Uitspraak
1.Geding in cassatie
2.Beoordeling van het middel
3.Beslissing
15 oktober 2013.
Hoge Raad
In deze zaak gaat het om een cassatieberoep tegen een arrest van het Gerechtshof te Arnhem, gedateerd 20 oktober 2011, met nummer 21/001855-11. De verdachte, geboren in 1979, heeft het beroep ingesteld via zijn advocaat, mr. A. Boumanjal uit Utrecht. In de schriftuur die aan het arrest is gehecht, is een middel van cassatie voorgesteld. De Advocaat-Generaal D.J.C. Aben heeft geconcludeerd tot verwerping van het beroep, wat de Hoge Raad in zijn arrest heeft bevestigd.
De Hoge Raad heeft het middel beoordeeld en geconcludeerd dat het niet tot cassatie kan leiden.

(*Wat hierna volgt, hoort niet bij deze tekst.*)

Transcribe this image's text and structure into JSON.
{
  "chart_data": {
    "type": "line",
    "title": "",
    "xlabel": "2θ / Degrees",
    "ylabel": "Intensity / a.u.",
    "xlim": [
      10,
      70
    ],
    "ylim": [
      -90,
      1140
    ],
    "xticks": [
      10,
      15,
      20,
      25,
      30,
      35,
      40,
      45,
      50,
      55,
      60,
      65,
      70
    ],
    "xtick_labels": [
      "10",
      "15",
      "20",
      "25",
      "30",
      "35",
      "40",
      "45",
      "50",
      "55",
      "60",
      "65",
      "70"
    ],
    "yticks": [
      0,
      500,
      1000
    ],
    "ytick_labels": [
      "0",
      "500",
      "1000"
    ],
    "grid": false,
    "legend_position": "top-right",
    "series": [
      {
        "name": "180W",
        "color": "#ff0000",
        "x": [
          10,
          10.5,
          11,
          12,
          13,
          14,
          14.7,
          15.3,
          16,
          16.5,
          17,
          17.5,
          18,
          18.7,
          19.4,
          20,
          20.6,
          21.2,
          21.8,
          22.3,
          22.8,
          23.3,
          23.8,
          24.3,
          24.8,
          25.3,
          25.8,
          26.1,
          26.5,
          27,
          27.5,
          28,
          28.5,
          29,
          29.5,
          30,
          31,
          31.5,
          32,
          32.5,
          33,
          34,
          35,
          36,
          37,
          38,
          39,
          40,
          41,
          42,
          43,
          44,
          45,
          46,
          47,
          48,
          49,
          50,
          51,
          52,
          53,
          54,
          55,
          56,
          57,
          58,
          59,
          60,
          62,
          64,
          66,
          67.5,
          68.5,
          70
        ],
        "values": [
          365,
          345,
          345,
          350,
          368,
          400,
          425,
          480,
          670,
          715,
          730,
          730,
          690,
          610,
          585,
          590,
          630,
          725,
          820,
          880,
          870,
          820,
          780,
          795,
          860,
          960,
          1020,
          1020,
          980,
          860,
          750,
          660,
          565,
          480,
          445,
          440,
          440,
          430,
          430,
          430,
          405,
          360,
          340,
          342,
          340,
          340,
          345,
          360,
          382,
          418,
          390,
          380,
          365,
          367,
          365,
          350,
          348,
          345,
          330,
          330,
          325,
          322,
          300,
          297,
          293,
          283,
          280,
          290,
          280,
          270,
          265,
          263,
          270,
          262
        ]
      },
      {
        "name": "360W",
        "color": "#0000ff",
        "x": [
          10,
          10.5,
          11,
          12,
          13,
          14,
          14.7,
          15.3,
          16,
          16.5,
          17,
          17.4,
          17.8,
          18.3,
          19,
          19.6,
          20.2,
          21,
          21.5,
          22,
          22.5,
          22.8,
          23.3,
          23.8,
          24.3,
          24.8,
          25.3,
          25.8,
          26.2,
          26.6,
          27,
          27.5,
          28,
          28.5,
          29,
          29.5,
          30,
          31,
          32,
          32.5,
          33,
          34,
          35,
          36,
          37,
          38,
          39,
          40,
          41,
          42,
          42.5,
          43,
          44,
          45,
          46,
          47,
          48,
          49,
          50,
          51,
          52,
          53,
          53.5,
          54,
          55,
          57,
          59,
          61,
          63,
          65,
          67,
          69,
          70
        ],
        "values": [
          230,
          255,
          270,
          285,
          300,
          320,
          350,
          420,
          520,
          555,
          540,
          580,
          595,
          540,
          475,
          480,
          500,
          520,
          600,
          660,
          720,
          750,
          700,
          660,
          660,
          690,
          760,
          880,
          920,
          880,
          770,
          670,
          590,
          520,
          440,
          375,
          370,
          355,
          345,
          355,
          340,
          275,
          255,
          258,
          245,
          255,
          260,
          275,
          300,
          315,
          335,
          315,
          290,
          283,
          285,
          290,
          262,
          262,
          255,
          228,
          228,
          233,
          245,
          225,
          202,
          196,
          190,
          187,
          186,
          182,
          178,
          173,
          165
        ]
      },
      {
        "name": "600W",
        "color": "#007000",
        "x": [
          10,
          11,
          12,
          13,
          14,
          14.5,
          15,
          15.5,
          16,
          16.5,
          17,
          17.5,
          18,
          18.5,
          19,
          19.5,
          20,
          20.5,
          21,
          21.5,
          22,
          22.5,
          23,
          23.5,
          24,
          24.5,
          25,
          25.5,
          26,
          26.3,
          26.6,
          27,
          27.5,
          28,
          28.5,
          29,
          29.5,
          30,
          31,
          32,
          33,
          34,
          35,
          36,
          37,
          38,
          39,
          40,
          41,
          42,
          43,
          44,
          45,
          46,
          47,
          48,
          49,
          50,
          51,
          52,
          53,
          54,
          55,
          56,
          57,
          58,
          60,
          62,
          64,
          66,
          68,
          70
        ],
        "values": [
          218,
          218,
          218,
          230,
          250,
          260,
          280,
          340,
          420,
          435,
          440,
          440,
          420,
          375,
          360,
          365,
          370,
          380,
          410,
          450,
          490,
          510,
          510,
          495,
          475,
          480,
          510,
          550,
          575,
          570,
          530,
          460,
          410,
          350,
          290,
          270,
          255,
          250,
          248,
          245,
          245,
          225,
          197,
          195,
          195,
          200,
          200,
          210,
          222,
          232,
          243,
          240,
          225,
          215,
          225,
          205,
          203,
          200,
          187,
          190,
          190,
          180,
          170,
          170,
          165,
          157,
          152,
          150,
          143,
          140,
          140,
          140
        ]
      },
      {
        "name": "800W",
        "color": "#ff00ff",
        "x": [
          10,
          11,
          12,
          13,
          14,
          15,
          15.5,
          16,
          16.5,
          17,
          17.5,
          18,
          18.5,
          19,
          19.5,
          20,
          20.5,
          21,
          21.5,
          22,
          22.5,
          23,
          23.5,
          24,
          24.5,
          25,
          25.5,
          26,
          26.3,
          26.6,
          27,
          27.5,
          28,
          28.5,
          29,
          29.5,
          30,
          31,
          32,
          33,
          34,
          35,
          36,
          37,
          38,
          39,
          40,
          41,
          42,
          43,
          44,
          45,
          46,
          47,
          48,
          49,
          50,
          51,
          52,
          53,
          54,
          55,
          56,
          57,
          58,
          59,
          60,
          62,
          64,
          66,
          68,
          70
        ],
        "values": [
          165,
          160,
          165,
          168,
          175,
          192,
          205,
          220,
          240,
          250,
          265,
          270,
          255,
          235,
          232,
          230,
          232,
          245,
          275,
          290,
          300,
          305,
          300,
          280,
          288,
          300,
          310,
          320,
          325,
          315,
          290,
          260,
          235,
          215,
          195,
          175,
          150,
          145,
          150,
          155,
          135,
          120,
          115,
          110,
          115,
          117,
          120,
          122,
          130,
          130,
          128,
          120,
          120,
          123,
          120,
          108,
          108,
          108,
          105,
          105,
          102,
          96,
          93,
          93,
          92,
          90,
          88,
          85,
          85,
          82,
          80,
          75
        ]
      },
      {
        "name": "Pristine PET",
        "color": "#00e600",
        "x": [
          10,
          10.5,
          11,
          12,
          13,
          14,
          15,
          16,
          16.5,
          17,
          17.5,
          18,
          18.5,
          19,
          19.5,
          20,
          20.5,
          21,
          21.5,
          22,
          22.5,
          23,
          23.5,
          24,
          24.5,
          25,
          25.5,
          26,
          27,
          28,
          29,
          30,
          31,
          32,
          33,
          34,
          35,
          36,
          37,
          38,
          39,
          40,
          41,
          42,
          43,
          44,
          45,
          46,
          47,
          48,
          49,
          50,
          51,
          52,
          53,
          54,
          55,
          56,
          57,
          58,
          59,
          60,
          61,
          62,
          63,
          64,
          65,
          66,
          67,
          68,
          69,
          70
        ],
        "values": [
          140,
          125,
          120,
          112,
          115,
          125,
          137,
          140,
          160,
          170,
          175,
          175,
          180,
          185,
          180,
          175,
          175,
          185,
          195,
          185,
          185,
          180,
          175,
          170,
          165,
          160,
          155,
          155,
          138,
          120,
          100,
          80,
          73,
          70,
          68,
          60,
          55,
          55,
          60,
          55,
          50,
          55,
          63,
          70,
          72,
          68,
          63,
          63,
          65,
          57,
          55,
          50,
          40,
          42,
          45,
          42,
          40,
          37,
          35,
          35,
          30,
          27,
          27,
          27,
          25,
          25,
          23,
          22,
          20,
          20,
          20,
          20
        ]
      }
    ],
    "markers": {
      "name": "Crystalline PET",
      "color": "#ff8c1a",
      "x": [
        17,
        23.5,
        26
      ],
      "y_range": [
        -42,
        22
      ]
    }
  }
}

Dit oordeel is gebaseerd op artikel 81, eerste lid, van de Wet op de rechterlijke organisatie (RO) en de eerdere uitspraak van de Hoge Raad van 6 december 2005 (ECLI:NL:HR:2005:AU5444). De Hoge Raad oordeelt dat het middel geen nadere motivering behoeft, omdat het niet leidt tot beantwoording van rechtsvragen die van belang zijn voor de rechtseenheid of de rechtsontwikkeling.
Uiteindelijk heeft de Hoge Raad op 15 oktober 2013 het beroep verworpen. Dit arrest is uitgesproken door de vice-president A.J.A. van Dorst als voorzitter, samen met de raadsheren J. de Hullu en Y. Buruma, in aanwezigheid van de waarnemend griffier E. Schnetz. De uitspraak vond plaats tijdens een openbare terechtzitting.